Three lines came together on the western outskirts of Frankfurt, the Taunus Railway from Wiesbaden (opened in 1839), the Main-Neckar Railway from Heidelberg (1846) and the Main-Weser Railway from Kassel (1850), then terminated at three adjacent western stations (from north to south) :
- Main-Weser station (Main-Weser-Bahnhof), opened in 1850,
- Taunus station (Taunusbahnhof), opened in 1839,
- Main-Neckar station (Main-Neckar-Bahnhof), opened in 1848.

Between 1846 and 1848, prior to the completion of the rail bridge over the Main, the first Main-Neckar station was just south of the Main at Mainspitze station, with trains reversing to the old Sachsenhausen station (later called Lokalbahnhof) at Sachsenhausen.

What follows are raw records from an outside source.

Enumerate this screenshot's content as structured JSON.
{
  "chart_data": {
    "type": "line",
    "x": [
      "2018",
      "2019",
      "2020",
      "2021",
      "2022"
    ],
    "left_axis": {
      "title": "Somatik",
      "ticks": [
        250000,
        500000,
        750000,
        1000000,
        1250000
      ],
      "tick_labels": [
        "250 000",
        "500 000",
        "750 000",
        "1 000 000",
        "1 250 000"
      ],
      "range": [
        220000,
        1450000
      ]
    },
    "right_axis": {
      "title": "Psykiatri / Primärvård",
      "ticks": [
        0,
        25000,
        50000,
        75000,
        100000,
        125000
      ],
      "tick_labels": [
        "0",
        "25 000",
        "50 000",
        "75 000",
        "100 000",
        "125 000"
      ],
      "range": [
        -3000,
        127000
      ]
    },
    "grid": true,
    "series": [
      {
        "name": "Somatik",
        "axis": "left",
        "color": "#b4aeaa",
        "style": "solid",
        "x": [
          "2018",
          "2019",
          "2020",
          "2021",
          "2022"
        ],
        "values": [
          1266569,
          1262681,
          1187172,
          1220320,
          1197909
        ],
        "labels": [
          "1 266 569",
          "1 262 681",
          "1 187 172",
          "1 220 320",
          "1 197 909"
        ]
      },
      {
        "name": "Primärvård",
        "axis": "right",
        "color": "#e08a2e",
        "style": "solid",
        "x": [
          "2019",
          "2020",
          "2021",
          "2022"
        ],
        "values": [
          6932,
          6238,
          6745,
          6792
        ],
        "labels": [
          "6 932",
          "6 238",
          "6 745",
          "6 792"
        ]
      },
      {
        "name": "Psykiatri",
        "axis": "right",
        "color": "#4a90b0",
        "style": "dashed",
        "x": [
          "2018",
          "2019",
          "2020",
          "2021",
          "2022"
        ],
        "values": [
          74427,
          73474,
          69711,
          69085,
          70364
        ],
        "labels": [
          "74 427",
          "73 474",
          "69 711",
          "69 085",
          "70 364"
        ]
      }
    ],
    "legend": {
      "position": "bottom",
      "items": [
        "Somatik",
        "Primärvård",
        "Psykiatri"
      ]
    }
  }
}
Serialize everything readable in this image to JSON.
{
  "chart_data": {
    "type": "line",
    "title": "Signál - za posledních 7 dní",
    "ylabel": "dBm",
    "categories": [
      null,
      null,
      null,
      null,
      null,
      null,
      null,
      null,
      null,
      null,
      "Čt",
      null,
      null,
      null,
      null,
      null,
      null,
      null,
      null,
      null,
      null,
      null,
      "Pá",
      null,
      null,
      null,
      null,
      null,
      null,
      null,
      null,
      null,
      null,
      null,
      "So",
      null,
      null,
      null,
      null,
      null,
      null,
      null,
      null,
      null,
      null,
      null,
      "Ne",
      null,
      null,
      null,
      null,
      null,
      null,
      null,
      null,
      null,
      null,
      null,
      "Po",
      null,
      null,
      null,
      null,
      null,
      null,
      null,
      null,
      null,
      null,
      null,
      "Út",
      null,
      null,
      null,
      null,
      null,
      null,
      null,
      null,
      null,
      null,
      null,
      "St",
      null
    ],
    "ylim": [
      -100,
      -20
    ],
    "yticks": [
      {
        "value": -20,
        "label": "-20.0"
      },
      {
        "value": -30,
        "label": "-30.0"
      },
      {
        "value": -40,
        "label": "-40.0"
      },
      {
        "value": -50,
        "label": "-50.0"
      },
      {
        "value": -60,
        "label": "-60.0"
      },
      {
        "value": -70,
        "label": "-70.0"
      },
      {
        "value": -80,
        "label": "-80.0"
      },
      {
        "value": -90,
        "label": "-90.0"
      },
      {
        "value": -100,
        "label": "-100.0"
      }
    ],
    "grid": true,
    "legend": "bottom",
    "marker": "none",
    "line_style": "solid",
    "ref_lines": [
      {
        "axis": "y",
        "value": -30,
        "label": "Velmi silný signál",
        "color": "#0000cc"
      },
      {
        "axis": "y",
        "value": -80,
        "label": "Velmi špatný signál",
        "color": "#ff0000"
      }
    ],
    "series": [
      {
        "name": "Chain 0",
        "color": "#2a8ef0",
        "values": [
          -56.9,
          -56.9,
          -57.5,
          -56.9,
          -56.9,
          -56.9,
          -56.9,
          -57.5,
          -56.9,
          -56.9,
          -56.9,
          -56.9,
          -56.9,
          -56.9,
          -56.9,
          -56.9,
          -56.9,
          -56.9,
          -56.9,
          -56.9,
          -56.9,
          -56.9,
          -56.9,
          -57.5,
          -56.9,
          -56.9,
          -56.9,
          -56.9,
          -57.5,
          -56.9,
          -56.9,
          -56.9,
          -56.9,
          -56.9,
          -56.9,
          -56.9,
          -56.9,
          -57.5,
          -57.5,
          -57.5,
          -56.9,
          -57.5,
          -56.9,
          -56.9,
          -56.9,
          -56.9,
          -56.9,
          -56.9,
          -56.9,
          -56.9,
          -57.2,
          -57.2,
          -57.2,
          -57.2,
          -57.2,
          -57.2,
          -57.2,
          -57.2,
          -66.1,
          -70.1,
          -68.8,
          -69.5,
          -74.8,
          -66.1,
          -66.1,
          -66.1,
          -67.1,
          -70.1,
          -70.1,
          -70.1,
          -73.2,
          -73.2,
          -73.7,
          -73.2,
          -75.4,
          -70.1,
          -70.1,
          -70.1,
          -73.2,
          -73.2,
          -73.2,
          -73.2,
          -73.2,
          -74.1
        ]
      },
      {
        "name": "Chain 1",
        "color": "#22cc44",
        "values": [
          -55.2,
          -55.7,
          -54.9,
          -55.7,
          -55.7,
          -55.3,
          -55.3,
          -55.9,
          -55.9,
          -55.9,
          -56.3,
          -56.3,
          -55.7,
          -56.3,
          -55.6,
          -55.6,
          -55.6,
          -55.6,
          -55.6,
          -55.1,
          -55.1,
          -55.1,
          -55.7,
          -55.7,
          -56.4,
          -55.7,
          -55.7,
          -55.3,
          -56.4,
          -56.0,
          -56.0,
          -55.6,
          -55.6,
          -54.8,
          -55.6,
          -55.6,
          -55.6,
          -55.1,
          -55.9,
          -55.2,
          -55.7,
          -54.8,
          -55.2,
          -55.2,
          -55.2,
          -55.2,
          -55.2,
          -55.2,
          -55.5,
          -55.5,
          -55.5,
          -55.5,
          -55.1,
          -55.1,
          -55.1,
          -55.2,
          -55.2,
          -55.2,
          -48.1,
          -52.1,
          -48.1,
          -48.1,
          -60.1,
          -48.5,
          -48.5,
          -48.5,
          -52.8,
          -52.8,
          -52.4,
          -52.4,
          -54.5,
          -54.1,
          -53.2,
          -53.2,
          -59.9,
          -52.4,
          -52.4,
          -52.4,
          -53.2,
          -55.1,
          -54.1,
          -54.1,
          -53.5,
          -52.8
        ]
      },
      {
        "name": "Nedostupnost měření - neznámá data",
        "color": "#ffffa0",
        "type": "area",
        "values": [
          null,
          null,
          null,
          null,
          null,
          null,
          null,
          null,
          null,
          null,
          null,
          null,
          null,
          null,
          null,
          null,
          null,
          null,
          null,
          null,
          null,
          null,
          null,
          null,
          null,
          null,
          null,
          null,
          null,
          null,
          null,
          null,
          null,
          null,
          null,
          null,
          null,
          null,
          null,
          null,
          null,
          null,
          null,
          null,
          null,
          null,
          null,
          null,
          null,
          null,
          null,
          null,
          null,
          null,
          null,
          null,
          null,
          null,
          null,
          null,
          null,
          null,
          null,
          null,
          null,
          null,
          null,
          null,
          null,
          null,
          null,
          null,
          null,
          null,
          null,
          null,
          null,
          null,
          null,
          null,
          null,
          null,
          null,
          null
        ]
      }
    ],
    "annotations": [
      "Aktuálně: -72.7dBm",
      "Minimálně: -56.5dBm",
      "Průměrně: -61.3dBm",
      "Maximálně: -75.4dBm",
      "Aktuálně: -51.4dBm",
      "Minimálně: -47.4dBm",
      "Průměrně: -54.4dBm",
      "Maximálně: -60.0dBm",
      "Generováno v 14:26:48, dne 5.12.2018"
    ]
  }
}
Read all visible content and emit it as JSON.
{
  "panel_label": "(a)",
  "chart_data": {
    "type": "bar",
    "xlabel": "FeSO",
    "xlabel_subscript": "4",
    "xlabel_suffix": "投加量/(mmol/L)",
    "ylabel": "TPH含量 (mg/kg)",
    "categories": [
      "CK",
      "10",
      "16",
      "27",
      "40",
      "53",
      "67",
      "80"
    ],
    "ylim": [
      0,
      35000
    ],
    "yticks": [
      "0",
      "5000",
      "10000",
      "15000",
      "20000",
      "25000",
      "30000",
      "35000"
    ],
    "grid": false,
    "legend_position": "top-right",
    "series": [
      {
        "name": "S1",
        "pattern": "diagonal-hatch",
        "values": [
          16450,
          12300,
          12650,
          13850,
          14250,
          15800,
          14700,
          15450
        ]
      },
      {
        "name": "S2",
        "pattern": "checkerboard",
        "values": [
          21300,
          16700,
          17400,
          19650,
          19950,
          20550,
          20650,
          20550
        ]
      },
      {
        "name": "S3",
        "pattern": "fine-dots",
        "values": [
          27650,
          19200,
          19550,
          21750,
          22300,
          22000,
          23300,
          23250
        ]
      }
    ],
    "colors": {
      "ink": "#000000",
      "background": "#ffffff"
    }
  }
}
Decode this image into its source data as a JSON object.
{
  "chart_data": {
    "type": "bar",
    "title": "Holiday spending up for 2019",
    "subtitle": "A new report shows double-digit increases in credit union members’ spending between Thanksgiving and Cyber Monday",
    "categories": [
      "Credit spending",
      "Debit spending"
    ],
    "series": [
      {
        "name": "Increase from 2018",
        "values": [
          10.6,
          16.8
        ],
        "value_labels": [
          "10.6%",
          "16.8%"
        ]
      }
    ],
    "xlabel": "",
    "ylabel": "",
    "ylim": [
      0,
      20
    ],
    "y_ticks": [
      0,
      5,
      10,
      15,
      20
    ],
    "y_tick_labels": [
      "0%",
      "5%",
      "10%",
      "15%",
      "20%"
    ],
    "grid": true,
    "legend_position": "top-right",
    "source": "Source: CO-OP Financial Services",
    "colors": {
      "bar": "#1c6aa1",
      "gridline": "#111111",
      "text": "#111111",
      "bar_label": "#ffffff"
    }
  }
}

In 1888, this group of three stations was replaced by Frankfurt Hauptbahnhof, which was about half a kilometre further west. The eastern rim of the Am Hauptbahnhof square (east of the Hauptbahnhof) traces the former link line between the Main-Neckar and the Main-Weser lines.

==Current situation ==
The redundant infrastructure of the western stations was demolished. The International Electrotechnical Exhibition was built on the site. In the period up to World War I the Bahnhofsviertel district was built on the site. The former connecting lines to the western stations were converted into streets and squares. The part of the former Main-Weser line between Bockenheim station (today: Frankfurt West station) and Am Hauptbahnhof square became Bahnstraße (literally "railway street") and is now called Hamburger Allee, Friedrich-Ebert-Anlage, Platz der Republik and Dortmunder Straße. The Main-Neckar railway bridge over the Main was converted into a road bridge, then called Wilhelm bridge, now called Friedensbrücke ("Peace Bridge"). Further south the line became Stresemannallee.